In 2013, Germany and France joined the Dutch resistance, even Poland expressed reluctance. In an interview for the German weekly magazine Der Spiegel the German Federal Minister of the Interior at the time Hans-Peter Friedrich threatened that if Romania and Bulgaria continued to insist the Council voted on their membership in Schengen, Germany was going to veto it. He said this in the eve of the meeting of the ministers of Justice and Home Affairs of the EU on March 7th 2013. Mr Friedrich’s threat led to the withdrawing of the Romanian request for voting and the president at the time, Traian Băsescu, stated that Romania would sacrifice whatever is necessary to enter Schengen, “even sacrificing the country’s corrupted people”

Since then, the subject of the two states' membership in Schengen has been reviewed only once – during the Justice and Home Affairs Council in December of 2014. In the ministers’ conclusions at the time it said that the decision for full application of Schengen legislation to Bulgaria and Romania had not yet been made.
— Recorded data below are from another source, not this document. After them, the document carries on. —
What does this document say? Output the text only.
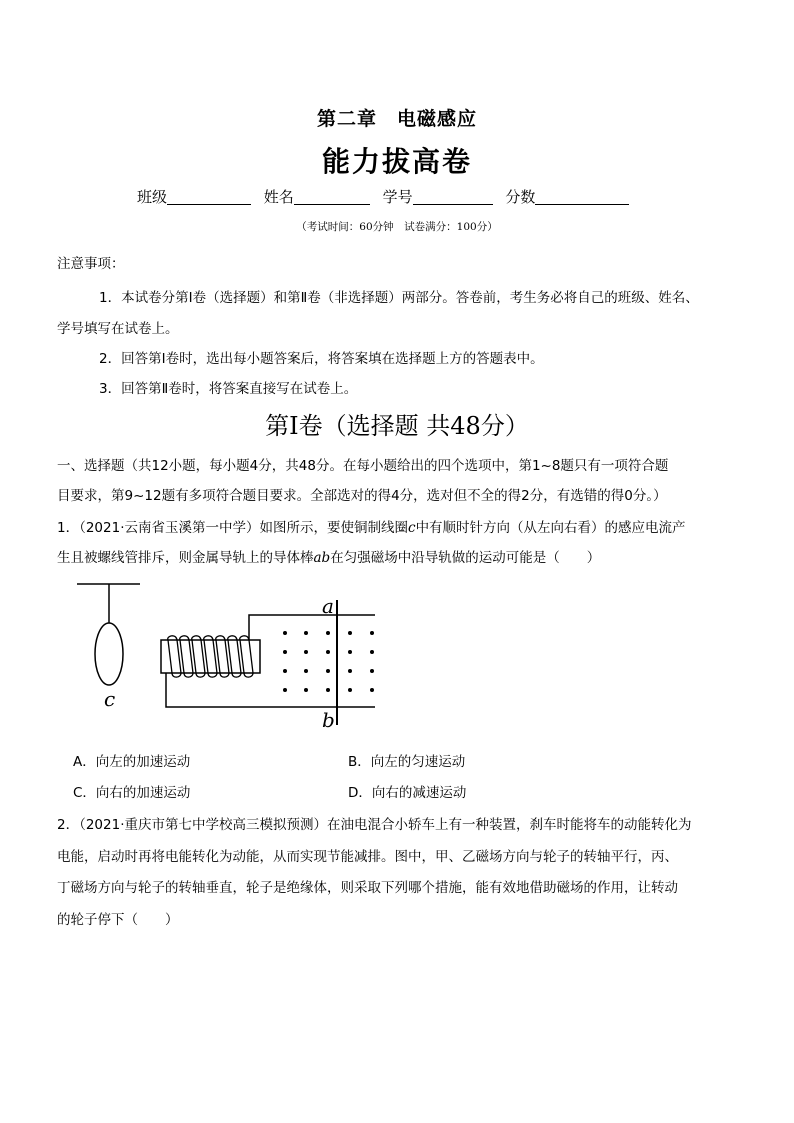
第二章　电磁感应
能力拔高卷
班级	姓名	学号	分数
（考试时间：60分钟　试卷满分：100分）
注意事项：
1．本试卷分第Ⅰ卷（选择题）和第Ⅱ卷（非选择题）两部分。答卷前，考生务必将自己的班级、姓名、
学号填写在试卷上。
2．回答第Ⅰ卷时，选出每小题答案后，将答案填在选择题上方的答题表中。
3．回答第Ⅱ卷时，将答案直接写在试卷上。
第Ⅰ卷（选择题 共48分）
一、选择题（共12小题，每小题4分，共48分。在每小题给出的四个选项中，第1~8题只有一项符合题
目要求，第9~12题有多项符合题目要求。全部选对的得4分，选对但不全的得2分，有选错的得0分。）
1．（2021·云南省玉溪第一中学）如图所示，要使铜制线圈c中有顺时针方向（从左向右看）的感应电流产
生且被螺线管排斥，则金属导轨上的导体棒ab在匀强磁场中沿导轨做的运动可能是（　　）
c
a
b
A．向左的加速运动	B．向左的匀速运动
C．向右的加速运动	D．向右的减速运动
2．（2021·重庆市第七中学校高三模拟预测）在油电混合小轿车上有一种装置，刹车时能将车的动能转化为
电能，启动时再将电能转化为动能，从而实现节能减排。图中，甲、乙磁场方向与轮子的转轴平行，丙、
丁磁场方向与轮子的转轴垂直，轮子是绝缘体，则采取下列哪个措施，能有效地借助磁场的作用，让转动
的轮子停下（　　）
Deputy PM Meglena Kuneva made several attempts at raising the issue in the Council, but it never appeared in the agenda. 

Following the political crisis of 2012 and the extremely sharp extraordinary report of the EC the situation in Romania started to change dramatically. As a result one could say there have already been two positive reports, the latest one of this January being the most inspiring. 
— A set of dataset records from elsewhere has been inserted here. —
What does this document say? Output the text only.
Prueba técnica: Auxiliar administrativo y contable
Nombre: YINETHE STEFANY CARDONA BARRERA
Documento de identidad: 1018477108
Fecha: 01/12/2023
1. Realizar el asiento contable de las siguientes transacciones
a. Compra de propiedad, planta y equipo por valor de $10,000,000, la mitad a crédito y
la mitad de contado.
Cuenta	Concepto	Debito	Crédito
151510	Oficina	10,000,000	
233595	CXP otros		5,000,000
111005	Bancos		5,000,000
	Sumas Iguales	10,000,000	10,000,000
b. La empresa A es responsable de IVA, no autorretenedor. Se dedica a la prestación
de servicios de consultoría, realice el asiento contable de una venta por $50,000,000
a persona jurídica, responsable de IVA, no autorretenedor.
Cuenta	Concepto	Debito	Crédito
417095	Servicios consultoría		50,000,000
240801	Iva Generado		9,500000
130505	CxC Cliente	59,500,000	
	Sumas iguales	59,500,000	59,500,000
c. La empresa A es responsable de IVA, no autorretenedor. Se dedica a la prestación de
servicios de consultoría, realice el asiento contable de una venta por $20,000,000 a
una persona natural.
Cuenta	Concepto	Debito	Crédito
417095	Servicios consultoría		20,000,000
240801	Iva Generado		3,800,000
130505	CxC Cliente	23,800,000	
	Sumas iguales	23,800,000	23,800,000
Why is Juncker’s statement important?

Just as in 2012, when with its reports the EC forced change, his statement of the late afternoon of February 15 in Brussels made with his opening words, not as a reply to a question on the subject, could serve as an extra catalyst to the changes in our Northern neighbour. Why? Because the conclusions in the report of this year, although deserving Bulgaria’s envy, have hidden pitfalls in them. The main message of the document is that good results need to turn into an irreversible process. The problem in Romania is that the country has all the necessary institutions and capacity for fighting corruption, but Parliament continues to hinder the battle against corruption at the high levels of power. This means that for the mechanism to be lifted, Romania will have to prove that the political class is no longer an obstacle to fighting corruption. 

A slap to Sofia, a caress to Bucharest

What the attitudes in The Netherlands, which is currently presiding the Council of the EU and its main priority is the rule of law, are remains to be seen when the reports on Bulgaria and Romania are reviewed in the General Affairs Council. A possible separation of Romania from Bulgaria would have a highly motivating effect for both states, as this website repeatedly stated. It will serve as a catalyst to Romania, and to Bulgaria it could mean touching rock bottom and finally starting the pushing off of it, if the political will for it is found. So, we definitely do have some news and it is that the boss of the EC for the first time made it clear that the two states do not go as a bundle. Formally, there has never been any binding between the two states. Their joining is a result of political pressure. Their separation is also a matter of a political statement. This is exactly what Jean-Claude Juncker did on Monday.